O dossiê se encerra com a contribuição do pós-doutorando do Laboratório de Estudo de História das Américas (LEHA-USP), Renato Martins, autor do artigo “Ficção, História e Relações Internacionais na comparação das Américas de Francisco García Calderón e Sérgio Buarque de Holanda (1912- 1959)”. No texto, propõe uma reflexão comparada sobre as Américas a partir da escrita da história, da ficção e das relações internacionais realizadas pelo ensaísta e diplomata peruano, Francisco García Calderón (1883-1953), e pelo crítico e historiador brasileiro Sérgio Buarque de Holanda (1902- 1982). As comparações entre esses autores foram realizadas a partir de uma problemática enfrentada por ambos durante a elaboração de suas obras: o arielismo. Nesse sentido, Martins aponta para a importância da geração intelectual de 1898, na América Latina, bem como para os regimes de historicidade que caracterizaram uma modernidade latino-americana, propriamente dita.

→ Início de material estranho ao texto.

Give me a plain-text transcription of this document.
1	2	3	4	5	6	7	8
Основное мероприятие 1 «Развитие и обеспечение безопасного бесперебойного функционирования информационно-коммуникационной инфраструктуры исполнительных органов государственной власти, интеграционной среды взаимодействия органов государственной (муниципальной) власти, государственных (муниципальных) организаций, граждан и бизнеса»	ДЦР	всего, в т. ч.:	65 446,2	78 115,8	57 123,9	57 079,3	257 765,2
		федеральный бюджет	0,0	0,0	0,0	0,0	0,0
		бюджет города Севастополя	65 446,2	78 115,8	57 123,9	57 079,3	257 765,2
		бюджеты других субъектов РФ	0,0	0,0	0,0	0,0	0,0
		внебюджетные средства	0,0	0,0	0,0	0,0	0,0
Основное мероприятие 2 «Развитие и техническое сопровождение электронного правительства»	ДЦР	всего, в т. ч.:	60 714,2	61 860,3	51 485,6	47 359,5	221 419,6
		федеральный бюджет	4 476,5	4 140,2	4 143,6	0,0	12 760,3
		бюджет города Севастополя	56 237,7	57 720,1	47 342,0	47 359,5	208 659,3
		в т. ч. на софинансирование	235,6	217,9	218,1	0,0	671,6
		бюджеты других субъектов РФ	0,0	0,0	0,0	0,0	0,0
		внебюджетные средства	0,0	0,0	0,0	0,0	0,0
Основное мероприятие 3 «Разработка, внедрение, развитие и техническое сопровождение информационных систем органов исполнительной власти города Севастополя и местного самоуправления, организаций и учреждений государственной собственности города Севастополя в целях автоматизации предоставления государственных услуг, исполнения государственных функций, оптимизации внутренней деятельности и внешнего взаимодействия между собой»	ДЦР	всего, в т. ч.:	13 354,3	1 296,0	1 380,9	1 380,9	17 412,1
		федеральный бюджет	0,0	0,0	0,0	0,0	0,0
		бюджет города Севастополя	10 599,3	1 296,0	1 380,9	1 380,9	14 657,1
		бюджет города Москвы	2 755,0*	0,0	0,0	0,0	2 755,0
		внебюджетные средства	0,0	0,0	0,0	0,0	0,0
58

Esta edição conta ainda com três artigos livres. O primeiro deles, intitulado “A diversificação do complexo cafeeiro e a produção paulista de alimentos na primeira república: uma análise por meio das mensagens dos presidentes do Estado de São Paulo”, de autoria do professor Paulo Roberto de Oliveira, da Faculdade de Economia e Administração da USP, trata da diversificação na economia cafeeira e produção de alimentos durante a Primeira República. O estudo foi realizado, principalmente, a partir da análise do corpus documental constituído pelas mensagens dos Presidentes do Estado de São Paulo no período, 1889-1930, e busca compreender a diversificação da economia paulista e seus limites, sobretudo no que diz respeito aos gêneros alimentícios.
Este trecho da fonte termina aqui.